When the vacuum is exhausted through the exhaust pipe 6 as described above, the degree of vacuum in the tip portion (not shown) of the edge portion of the panel 8, which is formed farthest from the side where the exhaust pipe 6 is formed, and the like. The problem of dropping occurs and the degree of vacuum drops.

Therefore, since the non-evaporable getter 14 is formed inside the chamber 16 having the tubing farthest from the side where the exhaust tubing 6 is formed as in the present invention, the portion not completely evacuated in the first vacuum is non-evaporable.

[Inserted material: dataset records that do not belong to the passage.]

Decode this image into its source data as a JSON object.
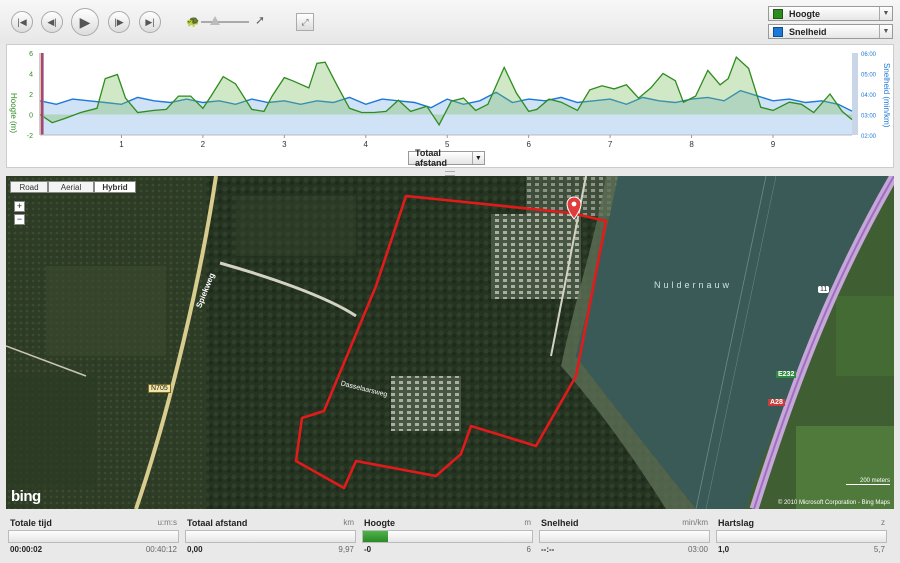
{
  "toolbar": {
    "buttons": [
      "skip-start",
      "rewind",
      "play",
      "fast-forward",
      "skip-end"
    ],
    "speed_slow_icon": "turtle-icon",
    "speed_fast_icon": "hare-icon",
    "fullscreen_icon": "expand-icon",
    "speed_level": 0.3
  },
  "selectors": [
    {
      "label": "Hoogte",
      "color": "#2e8b1f"
    },
    {
      "label": "Snelheid",
      "color": "#1e78d7"
    }
  ],
  "chart": {
    "left_axis_label": "Hoogte (m)",
    "right_axis_label": "Snelheid (min/km)",
    "x_dropdown": "Totaal afstand"
  },
  "chart_data": {
    "type": "area",
    "x_ticks": [
      1,
      2,
      3,
      4,
      5,
      6,
      7,
      8,
      9
    ],
    "y_left_ticks": [
      "6",
      "4",
      "2",
      "0",
      "-2"
    ],
    "y_right_ticks": [
      "06:00",
      "05:00",
      "04:00",
      "03:00",
      "02:00"
    ],
    "xlim": [
      0,
      9.97
    ],
    "ylim_left": [
      -2,
      6
    ],
    "ylim_right": [
      "02:00",
      "06:00"
    ],
    "series": [
      {
        "name": "Hoogte",
        "color": "#2e8b1f",
        "x": [
          0,
          0.15,
          0.3,
          0.5,
          0.7,
          0.8,
          0.95,
          1.05,
          1.2,
          1.4,
          1.55,
          1.7,
          1.85,
          2.0,
          2.1,
          2.25,
          2.4,
          2.6,
          2.75,
          2.85,
          3.0,
          3.1,
          3.3,
          3.4,
          3.5,
          3.65,
          3.8,
          3.95,
          4.1,
          4.25,
          4.4,
          4.55,
          4.75,
          4.9,
          5.05,
          5.2,
          5.35,
          5.5,
          5.7,
          5.85,
          6.0,
          6.1,
          6.25,
          6.4,
          6.6,
          6.75,
          6.9,
          7.05,
          7.2,
          7.35,
          7.5,
          7.65,
          7.8,
          7.9,
          8.05,
          8.2,
          8.35,
          8.45,
          8.55,
          8.7,
          8.85,
          9.0,
          9.2,
          9.35,
          9.5,
          9.7,
          9.85,
          9.97
        ],
        "y": [
          0,
          -0.8,
          -0.4,
          0.2,
          0.6,
          3.5,
          3.9,
          1.6,
          0.2,
          0.4,
          0.5,
          1.8,
          1.8,
          0.6,
          1.8,
          3.7,
          3.0,
          0.5,
          0.3,
          1.8,
          3.6,
          3.3,
          2.6,
          5.0,
          5.1,
          2.8,
          0.6,
          0.2,
          0.2,
          0.3,
          1.4,
          0.3,
          0.8,
          -1.0,
          1.3,
          1.6,
          0.4,
          1.0,
          4.6,
          2.1,
          0.3,
          0.5,
          1.5,
          1.2,
          0.4,
          2.4,
          2.8,
          2.5,
          2.9,
          1.6,
          2.6,
          4.0,
          3.3,
          1.2,
          1.8,
          4.3,
          2.9,
          3.5,
          5.6,
          4.5,
          0.7,
          0.4,
          1.2,
          1.0,
          0.2,
          2.0,
          0.3,
          -0.5
        ]
      },
      {
        "name": "Snelheid",
        "color": "#1e78d7",
        "x": [
          0,
          0.2,
          0.4,
          0.6,
          0.8,
          1.0,
          1.2,
          1.4,
          1.6,
          1.8,
          2.0,
          2.2,
          2.4,
          2.6,
          2.8,
          3.0,
          3.2,
          3.4,
          3.6,
          3.8,
          4.0,
          4.2,
          4.4,
          4.6,
          4.8,
          5.0,
          5.2,
          5.4,
          5.6,
          5.8,
          6.0,
          6.2,
          6.4,
          6.6,
          6.8,
          7.0,
          7.2,
          7.4,
          7.6,
          7.8,
          8.0,
          8.2,
          8.4,
          8.6,
          8.8,
          9.0,
          9.2,
          9.4,
          9.6,
          9.8,
          9.97
        ],
        "y": [
          "03:40",
          "03:30",
          "03:45",
          "03:40",
          "03:35",
          "03:30",
          "03:50",
          "03:40",
          "03:35",
          "03:45",
          "03:35",
          "03:40",
          "03:30",
          "03:45",
          "03:35",
          "03:40",
          "03:30",
          "03:40",
          "03:35",
          "03:50",
          "03:30",
          "03:45",
          "03:40",
          "03:35",
          "03:20",
          "03:45",
          "03:30",
          "03:40",
          "04:05",
          "03:35",
          "03:45",
          "03:40",
          "03:50",
          "03:35",
          "03:40",
          "03:45",
          "03:30",
          "03:50",
          "03:40",
          "03:35",
          "03:45",
          "03:50",
          "03:40",
          "04:10",
          "03:55",
          "03:40",
          "03:45",
          "03:35",
          "03:40",
          "03:30",
          "03:10"
        ]
      }
    ]
  },
  "map": {
    "tabs": [
      "Road",
      "Aerial",
      "Hybrid"
    ],
    "active_tab": "Hybrid",
    "labels": {
      "spiekweg": "Spiekweg",
      "n705": "N705",
      "nuldernauw": "Nuldernauw",
      "dasselaarsweg": "Dasselaarsweg",
      "e232": "E232",
      "a28": "A28",
      "eleven": "11",
      "scale": "200 meters",
      "copyright": "© 2010 Microsoft Corporation - Bing Maps",
      "bing": "bing"
    }
  },
  "stats": [
    {
      "label": "Totale tijd",
      "unit": "u:m:s",
      "value": "00:00:02",
      "max": "00:40:12",
      "fraction": 0
    },
    {
      "label": "Totaal afstand",
      "unit": "km",
      "value": "0,00",
      "max": "9,97",
      "fraction": 0
    },
    {
      "label": "Hoogte",
      "unit": "m",
      "value": "-0",
      "max": "6",
      "fraction": 0.15
    },
    {
      "label": "Snelheid",
      "unit": "min/km",
      "value": "--:--",
      "max": "03:00",
      "fraction": 0
    },
    {
      "label": "Hartslag",
      "unit": "z",
      "value": "1,0",
      "max": "5,7",
      "fraction": 0
    }
  ]
}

When the getter 14 is activated, the secondary vacuum is applied to obtain a high vacuum inside the panel 8.

Therefore, in order to reduce the amount of gas generated at the time of cutting the exhaust pipe of the panel or to reduce the amount of gas generated in the high temperature process, the vacuum of the exhaust pipe can be obtained after sealing the exhaust pipe with a secondary vacuum, thereby improving electron emission characteristics. The sharpness of the field emission display device can be improved.

Claims (2)

In the vacuum method using the NEG getter inside the panel of the field emission display device, Exhaust tubules 6 are formed in the first exhaust hole 10 in the lower substrate 4 constituting the panel 8, and second exhaust holes 12 are formed on the lower substrate 4. A chamber 16 having a getter 14 is formed in the exhaust hole 12, and the vacuum cleaner 1 is vacuum-cut through the exhaust tubule 6, and the exhaust tubule 6 is welded and cut, and the NEG getter 14 is formed. The secondary vacuum method of the field emission display device using the getter chamber, characterized in that the secondary vacuum by using a), followed by welding and removing the chamber (16) having a tubule. The field emission display using the getter chamber according to claim 1, wherein the getter 14 is a non-evaporable getter, and forms a drawing electrode 18 out of the chamber 16 to activate the getter 14. Secondary vacuum method of the device.